Spent Monday lazing around, transferring my stuff to Michael's place, and shopping for food and drugs. Got more cough drops, Nyquil caplets, and some new earplugs. Helped Michael set up a search engine on one of his Web sites. Got a full night's sleep for the first time in several days.

Tuesday I tried once again to catch up on email, that never-ending task. Poker that evening.
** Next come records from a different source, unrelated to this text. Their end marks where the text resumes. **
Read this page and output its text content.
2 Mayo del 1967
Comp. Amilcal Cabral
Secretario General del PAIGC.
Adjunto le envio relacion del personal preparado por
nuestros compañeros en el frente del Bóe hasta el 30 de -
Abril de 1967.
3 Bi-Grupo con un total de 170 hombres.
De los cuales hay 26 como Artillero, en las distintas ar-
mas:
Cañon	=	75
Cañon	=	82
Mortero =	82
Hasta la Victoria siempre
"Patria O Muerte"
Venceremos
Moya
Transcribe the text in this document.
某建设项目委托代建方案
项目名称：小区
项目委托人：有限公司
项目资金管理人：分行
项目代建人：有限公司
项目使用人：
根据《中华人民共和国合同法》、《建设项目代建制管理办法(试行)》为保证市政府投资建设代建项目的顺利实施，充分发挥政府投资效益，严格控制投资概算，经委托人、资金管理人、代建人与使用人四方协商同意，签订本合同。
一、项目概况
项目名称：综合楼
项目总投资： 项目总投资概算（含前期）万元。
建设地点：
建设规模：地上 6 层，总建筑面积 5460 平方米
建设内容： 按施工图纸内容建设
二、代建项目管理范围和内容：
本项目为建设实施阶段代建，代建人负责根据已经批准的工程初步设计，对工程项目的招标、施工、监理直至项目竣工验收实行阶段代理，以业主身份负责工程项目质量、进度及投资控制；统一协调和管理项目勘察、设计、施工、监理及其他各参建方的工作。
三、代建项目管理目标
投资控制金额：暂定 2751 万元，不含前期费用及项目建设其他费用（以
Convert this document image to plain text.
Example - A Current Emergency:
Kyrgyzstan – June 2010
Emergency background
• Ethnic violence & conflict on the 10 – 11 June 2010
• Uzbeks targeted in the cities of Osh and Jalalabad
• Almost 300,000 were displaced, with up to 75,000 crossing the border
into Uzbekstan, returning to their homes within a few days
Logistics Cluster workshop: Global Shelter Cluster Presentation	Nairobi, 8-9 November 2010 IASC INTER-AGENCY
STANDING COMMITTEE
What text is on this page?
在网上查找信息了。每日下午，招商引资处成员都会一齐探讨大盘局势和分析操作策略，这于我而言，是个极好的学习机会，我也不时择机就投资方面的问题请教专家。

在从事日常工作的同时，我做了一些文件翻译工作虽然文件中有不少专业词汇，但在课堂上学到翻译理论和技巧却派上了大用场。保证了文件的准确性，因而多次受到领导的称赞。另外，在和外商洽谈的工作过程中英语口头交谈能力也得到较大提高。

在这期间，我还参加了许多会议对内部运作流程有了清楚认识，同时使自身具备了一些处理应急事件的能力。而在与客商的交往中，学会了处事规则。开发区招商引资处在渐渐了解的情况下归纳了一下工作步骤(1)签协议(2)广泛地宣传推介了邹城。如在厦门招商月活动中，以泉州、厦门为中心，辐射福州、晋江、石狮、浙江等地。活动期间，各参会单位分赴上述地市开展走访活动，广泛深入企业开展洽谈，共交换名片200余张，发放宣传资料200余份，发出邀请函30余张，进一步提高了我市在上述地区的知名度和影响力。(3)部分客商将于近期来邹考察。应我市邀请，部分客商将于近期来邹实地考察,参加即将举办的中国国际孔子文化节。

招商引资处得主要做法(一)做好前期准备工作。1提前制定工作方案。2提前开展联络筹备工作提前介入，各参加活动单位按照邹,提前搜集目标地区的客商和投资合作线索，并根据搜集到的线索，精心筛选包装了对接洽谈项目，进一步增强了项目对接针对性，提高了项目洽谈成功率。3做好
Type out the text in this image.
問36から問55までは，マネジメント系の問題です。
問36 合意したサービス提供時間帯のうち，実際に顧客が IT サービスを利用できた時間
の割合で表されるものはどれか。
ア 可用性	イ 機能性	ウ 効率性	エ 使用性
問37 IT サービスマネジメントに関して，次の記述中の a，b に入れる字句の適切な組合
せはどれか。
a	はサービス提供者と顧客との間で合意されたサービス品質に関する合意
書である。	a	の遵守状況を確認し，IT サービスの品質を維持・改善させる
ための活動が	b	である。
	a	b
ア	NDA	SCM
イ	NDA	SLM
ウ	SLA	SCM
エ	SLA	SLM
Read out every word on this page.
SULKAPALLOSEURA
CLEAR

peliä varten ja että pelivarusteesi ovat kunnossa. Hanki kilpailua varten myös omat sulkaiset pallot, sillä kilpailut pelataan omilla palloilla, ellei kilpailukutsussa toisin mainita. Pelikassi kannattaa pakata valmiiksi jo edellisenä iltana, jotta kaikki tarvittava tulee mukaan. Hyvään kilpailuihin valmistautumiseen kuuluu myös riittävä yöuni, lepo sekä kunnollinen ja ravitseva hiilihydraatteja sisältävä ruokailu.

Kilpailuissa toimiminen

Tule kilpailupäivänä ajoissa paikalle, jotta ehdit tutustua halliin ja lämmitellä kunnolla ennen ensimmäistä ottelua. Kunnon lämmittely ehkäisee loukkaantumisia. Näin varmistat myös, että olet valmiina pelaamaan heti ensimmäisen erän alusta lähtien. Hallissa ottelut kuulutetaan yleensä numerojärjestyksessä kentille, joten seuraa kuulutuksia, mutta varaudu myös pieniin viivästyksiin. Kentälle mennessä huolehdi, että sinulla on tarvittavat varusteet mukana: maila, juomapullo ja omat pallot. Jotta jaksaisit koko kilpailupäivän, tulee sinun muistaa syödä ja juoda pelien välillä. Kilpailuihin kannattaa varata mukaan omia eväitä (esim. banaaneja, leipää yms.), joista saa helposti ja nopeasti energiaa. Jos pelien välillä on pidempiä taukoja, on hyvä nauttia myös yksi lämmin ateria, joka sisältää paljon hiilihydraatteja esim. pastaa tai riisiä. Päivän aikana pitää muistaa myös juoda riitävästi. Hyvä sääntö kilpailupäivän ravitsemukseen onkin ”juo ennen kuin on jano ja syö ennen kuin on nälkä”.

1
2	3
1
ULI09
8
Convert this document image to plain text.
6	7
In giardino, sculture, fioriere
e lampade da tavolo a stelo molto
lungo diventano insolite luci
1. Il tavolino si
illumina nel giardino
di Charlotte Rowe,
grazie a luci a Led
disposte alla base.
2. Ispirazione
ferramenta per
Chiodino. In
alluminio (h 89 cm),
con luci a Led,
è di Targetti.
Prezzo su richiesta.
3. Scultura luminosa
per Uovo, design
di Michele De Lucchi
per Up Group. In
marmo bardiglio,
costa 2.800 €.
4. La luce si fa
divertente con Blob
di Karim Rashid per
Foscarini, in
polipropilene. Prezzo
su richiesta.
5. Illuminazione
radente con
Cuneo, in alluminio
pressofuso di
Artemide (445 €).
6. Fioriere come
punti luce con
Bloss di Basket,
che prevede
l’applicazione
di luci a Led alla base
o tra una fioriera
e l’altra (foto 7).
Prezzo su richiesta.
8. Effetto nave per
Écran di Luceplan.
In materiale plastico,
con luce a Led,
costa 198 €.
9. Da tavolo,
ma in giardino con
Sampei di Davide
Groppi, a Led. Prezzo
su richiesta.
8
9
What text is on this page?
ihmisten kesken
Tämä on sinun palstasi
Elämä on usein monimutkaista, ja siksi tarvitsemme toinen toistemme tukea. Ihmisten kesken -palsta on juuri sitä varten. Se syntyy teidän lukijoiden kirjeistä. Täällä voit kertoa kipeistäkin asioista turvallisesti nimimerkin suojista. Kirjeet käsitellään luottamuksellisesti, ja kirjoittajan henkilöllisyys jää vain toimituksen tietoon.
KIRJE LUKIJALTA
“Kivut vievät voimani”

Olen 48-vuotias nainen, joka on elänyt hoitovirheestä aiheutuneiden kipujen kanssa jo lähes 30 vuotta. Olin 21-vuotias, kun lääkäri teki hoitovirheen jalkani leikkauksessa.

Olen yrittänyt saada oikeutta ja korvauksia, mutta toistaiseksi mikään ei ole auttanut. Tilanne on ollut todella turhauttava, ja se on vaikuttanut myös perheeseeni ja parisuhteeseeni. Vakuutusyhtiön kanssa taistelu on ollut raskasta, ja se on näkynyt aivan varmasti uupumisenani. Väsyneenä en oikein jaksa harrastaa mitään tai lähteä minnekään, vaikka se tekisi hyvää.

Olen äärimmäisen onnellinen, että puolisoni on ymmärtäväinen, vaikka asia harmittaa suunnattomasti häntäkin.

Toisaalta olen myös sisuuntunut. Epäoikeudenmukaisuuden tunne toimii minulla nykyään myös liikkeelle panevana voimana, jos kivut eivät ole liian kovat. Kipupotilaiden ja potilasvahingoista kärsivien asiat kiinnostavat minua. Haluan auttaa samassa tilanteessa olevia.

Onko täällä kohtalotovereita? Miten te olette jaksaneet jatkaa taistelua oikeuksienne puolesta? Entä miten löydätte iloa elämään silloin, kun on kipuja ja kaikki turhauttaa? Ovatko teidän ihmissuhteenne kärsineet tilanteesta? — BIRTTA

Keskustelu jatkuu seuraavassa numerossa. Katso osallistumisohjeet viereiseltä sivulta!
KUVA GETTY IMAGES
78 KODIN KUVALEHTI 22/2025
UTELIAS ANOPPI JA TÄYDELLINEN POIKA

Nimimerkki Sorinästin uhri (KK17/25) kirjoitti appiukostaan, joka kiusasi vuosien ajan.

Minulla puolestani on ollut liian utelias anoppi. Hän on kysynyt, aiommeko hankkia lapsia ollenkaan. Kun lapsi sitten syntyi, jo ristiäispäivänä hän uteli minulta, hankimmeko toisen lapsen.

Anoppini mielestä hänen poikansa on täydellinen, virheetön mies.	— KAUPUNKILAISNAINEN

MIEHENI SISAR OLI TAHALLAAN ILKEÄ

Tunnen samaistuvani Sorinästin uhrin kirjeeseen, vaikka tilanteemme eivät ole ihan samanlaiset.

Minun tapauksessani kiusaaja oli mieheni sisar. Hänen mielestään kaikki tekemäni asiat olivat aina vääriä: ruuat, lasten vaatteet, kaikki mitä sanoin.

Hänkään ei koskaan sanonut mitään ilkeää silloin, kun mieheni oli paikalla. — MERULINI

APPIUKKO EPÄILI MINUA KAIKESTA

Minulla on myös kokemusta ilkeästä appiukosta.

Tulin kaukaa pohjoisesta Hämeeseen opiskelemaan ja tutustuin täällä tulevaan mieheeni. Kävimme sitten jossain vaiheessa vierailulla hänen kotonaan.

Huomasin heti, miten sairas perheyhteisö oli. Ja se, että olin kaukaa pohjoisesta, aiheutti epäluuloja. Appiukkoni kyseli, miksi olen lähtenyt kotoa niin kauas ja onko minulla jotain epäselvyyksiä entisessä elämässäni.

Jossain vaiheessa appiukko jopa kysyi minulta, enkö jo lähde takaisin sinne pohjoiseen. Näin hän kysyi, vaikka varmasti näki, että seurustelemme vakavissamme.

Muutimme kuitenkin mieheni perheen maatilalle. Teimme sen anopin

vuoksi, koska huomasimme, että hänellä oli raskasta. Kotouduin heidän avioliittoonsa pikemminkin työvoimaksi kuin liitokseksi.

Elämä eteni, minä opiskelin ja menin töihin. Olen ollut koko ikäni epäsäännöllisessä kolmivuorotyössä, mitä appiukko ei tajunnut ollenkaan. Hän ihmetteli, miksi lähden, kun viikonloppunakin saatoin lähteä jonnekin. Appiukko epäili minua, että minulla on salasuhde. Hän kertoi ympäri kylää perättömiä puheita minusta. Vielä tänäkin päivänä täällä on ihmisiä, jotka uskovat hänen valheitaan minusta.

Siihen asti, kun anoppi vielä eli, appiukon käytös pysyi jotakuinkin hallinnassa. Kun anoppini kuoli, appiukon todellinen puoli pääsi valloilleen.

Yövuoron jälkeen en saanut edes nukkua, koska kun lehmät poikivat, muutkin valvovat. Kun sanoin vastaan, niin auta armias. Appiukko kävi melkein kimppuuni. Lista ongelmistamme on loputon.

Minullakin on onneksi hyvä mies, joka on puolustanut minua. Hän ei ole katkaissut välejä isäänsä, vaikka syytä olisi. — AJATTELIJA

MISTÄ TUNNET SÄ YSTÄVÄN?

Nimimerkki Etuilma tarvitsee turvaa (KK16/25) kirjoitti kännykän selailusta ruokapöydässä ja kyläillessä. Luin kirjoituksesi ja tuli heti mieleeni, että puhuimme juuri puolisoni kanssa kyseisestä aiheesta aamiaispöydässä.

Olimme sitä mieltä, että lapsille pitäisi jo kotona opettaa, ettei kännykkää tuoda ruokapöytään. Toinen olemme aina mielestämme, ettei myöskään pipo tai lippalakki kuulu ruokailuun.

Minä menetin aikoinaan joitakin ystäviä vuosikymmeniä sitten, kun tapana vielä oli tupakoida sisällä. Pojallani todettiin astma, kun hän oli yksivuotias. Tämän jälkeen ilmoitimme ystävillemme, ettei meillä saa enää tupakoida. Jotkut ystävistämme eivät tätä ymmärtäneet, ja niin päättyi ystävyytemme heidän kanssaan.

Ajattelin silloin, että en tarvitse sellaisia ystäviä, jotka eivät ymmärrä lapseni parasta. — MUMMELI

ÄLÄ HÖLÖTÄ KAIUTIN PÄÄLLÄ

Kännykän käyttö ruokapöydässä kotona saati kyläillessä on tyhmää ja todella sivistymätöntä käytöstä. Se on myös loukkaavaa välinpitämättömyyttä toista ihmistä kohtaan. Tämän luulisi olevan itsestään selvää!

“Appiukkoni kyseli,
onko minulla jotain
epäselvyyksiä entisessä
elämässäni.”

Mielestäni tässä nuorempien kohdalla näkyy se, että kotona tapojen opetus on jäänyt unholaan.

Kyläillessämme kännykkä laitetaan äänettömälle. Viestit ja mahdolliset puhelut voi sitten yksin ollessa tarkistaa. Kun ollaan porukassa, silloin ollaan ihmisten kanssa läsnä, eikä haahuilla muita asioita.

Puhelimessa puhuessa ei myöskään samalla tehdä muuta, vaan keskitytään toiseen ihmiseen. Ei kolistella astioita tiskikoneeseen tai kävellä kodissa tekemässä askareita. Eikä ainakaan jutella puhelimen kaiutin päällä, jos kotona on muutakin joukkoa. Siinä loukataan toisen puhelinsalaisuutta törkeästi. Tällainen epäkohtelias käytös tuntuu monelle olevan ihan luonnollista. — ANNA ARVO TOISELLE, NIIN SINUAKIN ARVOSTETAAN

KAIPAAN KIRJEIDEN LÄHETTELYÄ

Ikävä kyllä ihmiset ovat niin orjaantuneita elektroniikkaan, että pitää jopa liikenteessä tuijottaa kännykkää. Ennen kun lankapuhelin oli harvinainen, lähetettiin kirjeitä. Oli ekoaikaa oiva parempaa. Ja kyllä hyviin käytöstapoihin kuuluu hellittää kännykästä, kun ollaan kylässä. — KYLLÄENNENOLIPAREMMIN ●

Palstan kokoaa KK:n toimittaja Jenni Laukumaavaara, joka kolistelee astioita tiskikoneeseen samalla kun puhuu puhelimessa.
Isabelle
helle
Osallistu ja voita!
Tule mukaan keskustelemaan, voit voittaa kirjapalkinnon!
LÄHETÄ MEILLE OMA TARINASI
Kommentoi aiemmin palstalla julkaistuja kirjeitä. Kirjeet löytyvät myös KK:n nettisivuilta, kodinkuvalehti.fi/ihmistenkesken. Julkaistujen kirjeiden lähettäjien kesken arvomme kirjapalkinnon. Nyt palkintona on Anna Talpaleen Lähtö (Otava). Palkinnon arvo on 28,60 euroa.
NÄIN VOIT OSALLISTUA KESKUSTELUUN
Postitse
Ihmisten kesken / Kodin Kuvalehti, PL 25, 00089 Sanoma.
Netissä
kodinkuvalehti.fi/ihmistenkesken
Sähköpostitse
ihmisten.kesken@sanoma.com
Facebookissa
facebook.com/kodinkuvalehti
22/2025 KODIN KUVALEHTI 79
Wednesday I tried to run errands, with little success. I can't understand why Boston has no good bakeries. All I wanted was a 9" round loaf of sourdough, the sort of thing available in every store that sells food in the San Francisco Bay Area; but I would've happily settled for non-sourdough if I could've found anyplace that sold any good bread at all. Visited Beth in the hospital briefly (she'd just had her appendix out). Eventually went over to Deb & Charles' to have dinner and help make pies for Thursday. After dinner, Michael and I went to Wild Harvest, the new health-food supermarket that Star Market started in order to compete with Bread & Circus, the local equivalent of California's Whole Foods. They were almost out of bread and other stuff, it being almost closing time the night before Thanksgiving, but we made do with whatever we could find.

The next morning and early afternoon Karin and I helped Beth home from the hospital. I spent the rest of the day engaged in the traditional Thanksgiving pasttimes of eating and lazing about in good company. Ed and Deb taught me a little more knitting stuff, and I prepared to start a hat. Before going to bed, I finally mailed a story that's been waiting to be sent out for over a year now, ever since it was rejected by F&SF.

Friday I did a bunch more knitting, and Fran & Ed came over in the afternoon to play a kinda cool board game called By Hook or By Crook, in which players purchase, steal, and exhibit works of art. Fun. Story reading in the evening. Turned out I had made too many mistakes in the knitting, so I ripped it apart and started over again. After story reading, did more knitting and caught up on Babylon 5. Good progress on hat, a little progress on screenplay.

Saturday was a lazy stay-at-home day to recharge my social batteries. Listened to a bunch of music. Also did knitting and Web stuff; Michael showed me the way cool PixelSight site, and I spent much of the afternoon using it to design a kith.org logo.

Late Saturday night we decided to rent a movie, the watching of which took us well into Sunday.


Movies, Books, etc.

Prince of Annwn, Evangeline Walton
Interesting retelling of a part of the Welsh book of legends The Mabinogion. Works better as a novel than Huon of the Horn did, but still not entirely successful.
archy and mehitabel, Don Marquis
A marvelous collection of pieces by Marquis' alter-ego, archy, who was a free-verse poet in a previous life and was thus reborn as a cockroach. Witty, often insightful, and only a little repetitive.
Mulholland Falls
Violent but mostly well-made in the best noir tradition: LA cops who work outside the law; atomic secrets; cigarettes, gunplay, hats, and dames. The cast reads like a Tarantino reunion party, and some of the dialogue reads like good Tarantino pastiche, but Tarantino couldn't have written a plot like this.